SACRAMENTO - California's independent redistricting commission Monday certified the state's new legislative and congressional maps, but the political boundaries drew an immediate challenge from the state Republican Party, which said they were drawn improperly to favor Democrats.
Major changes are in store for Nevada County's Congressional representation.
In the 2012 election cycle, the 4th Congressional District, currently occupied by Tom McClintock (R-Elk Grove), will only include Truckee, where previously it included all of Nevada County. The seat will include most of the Sierra Nevada communities south of the Lake Tahoe/Truckee area, and McClintock plans to run in the district, said John Huey, his campaign manager.
Western Nevada County becomes part of the new 1st District Congressional seat, which stretches east to the Nevada state line, North to Oregon, and west to Chico. It contains most of the old 2nd Congressional District, currently represented by Wally Herger (R-Chico).
Calls to Herger's district office and campaign were not returned as of press time Monday.
Representation also will change for the county at the state legislature level.
Senator Doug LaMalfa (R-Richvale) currently represents most of western Nevada County in the 4th District, in which he still lives under the new congressional map. But all of Nevada County will be part of the new 1st District, which roughly mirrors the new Congressional district. There is no sitting state senator in the 1st District.
The only new district that includes the entire county is the 1st District Assembly seat, which extends north from the Placer County/El Dorado County border to Oregon along the Nevada state line, and west to the western borders of Siskyou, Shasta, Plumas and Sierra counties.
Dan Logue (R-Penn Valley), who currently represents Nevada County in the 3rd District, lives within the new 1st District, which is comprised of parts of the old 2nd, 3rd and 4th districts.
California Republican Party Chairman Tom Del Beccaro told the Associated Press the party will file a petition and form a committee called Fairness and Accountability in Redistricting today, seeking a referendum on the June 2012 ballot to overturn newly approved state Senate districts.
Del Beccaro said the party will submit ballot language to the secretary of state's office.
"There isn't any doubt that this commission did not apply consistent standards when drawing its maps and the worst of that relates to Senate maps," he said.
Political consultant Dave Gilliard has been hired to run the referendum campaign.
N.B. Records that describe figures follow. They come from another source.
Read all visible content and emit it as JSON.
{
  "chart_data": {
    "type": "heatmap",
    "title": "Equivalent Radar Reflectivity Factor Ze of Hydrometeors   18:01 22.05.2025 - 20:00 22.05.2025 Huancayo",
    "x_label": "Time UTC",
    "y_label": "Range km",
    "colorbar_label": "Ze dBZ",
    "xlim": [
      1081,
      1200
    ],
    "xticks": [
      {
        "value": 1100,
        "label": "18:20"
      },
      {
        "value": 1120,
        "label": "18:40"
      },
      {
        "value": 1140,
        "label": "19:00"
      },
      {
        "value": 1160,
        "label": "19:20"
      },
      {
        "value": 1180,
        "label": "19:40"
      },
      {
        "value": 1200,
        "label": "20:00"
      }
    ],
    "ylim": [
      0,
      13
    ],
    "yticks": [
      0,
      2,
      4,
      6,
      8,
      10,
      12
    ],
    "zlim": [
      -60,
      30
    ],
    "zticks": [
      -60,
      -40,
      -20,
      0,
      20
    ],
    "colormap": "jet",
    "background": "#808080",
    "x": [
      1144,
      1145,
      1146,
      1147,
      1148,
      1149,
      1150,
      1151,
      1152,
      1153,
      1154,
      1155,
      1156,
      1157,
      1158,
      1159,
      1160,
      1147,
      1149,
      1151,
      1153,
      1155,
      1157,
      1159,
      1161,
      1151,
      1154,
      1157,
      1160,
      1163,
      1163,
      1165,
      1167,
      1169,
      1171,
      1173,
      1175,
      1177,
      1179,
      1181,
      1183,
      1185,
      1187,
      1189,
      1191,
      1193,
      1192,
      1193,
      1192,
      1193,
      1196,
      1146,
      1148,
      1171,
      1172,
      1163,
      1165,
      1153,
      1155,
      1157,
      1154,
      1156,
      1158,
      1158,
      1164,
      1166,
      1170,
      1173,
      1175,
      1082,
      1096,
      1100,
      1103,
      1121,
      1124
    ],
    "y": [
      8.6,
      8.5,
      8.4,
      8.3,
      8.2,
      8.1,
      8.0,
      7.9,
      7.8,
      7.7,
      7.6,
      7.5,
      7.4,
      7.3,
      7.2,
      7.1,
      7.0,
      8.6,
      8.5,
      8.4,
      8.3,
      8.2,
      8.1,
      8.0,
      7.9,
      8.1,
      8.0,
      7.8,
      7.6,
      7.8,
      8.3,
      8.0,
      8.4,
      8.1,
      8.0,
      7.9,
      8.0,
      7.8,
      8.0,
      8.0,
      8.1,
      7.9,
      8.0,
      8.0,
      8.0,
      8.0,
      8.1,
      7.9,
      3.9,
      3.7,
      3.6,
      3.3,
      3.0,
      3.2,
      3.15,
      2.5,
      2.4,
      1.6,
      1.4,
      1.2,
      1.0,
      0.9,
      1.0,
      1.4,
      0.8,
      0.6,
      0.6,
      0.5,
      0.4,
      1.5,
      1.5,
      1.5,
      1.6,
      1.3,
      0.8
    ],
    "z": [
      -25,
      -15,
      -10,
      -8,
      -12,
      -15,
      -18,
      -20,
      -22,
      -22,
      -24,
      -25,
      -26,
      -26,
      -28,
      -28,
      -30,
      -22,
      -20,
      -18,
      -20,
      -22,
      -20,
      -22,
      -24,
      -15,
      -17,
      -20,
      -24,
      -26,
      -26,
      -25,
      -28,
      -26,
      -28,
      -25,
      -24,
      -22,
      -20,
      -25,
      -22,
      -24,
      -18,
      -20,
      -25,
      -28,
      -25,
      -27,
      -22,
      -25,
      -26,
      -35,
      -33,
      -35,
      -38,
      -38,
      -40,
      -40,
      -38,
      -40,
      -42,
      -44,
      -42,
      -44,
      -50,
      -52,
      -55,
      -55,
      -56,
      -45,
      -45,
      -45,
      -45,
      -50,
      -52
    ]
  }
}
He says the group will need to collect about 505,000 valid signatures to qualify the measure.
The 14-member California Citizens Redistricting Commission voted on final maps for Congress, the Legislature and the Board of Equalization, which administers sales and use taxes. The panel released drafts two weeks ago but gave formal approval Monday.
The new state Assembly, Senate and Board of Equalization maps were approved 13-1, with Republican commissioner Michael Ward voting in opposition. Ward, of Anaheim, and another Republican commissioner, Jodie Filkins Webber of Norco, voted against the new congressional boundaries.
Ward issued a statement saying he thought the panel failed to adhere to the federal Voting Rights Act, which requires that minority groups be placed in the same district.
"This commission simply traded the partisan, backroom gerrymandering by the Legislature for partisan, backroom gerrymandering by average citizens," Ward wrote.
The panel chose to preserve the influence of African-American voters in the Los Angeles area by breaking the population up into three congressional districts rather than clustering that community into one district. Leaders in that region's black communities had feared they could lose at least one congressional district as a result of black people migrating from the urban core to the suburbs.
Ward said the commission had failed to apply the act consistently.
Political consultants who have been monitoring the panel's work all year said Democrats would gain more seats through the process simply because of the state's population shift, which includes an expanding Hispanic voting bloc. GOP officials have been reviewing the maps and avenues for possible challenges - likely in the form of a ballot referendum on the congressional and state Senate maps.
Del Beccaro has said the commission split cities and towns into some unnatural pairings in its effort to accommodate various interest groups. The chairman said a separate group plans to file a lawsuit claiming that the Senate district covering the central coastal region now represented by GOP Sen. Sam Blakeslee is unconstitutional.
Ironically, it was Republicans who supported the ballot initiatives that took the once-a-decade redistricting responsibility away from the Legislature. Voters created the independent citizens commission in 2008 and expanded its authority to congressional districts in 2010.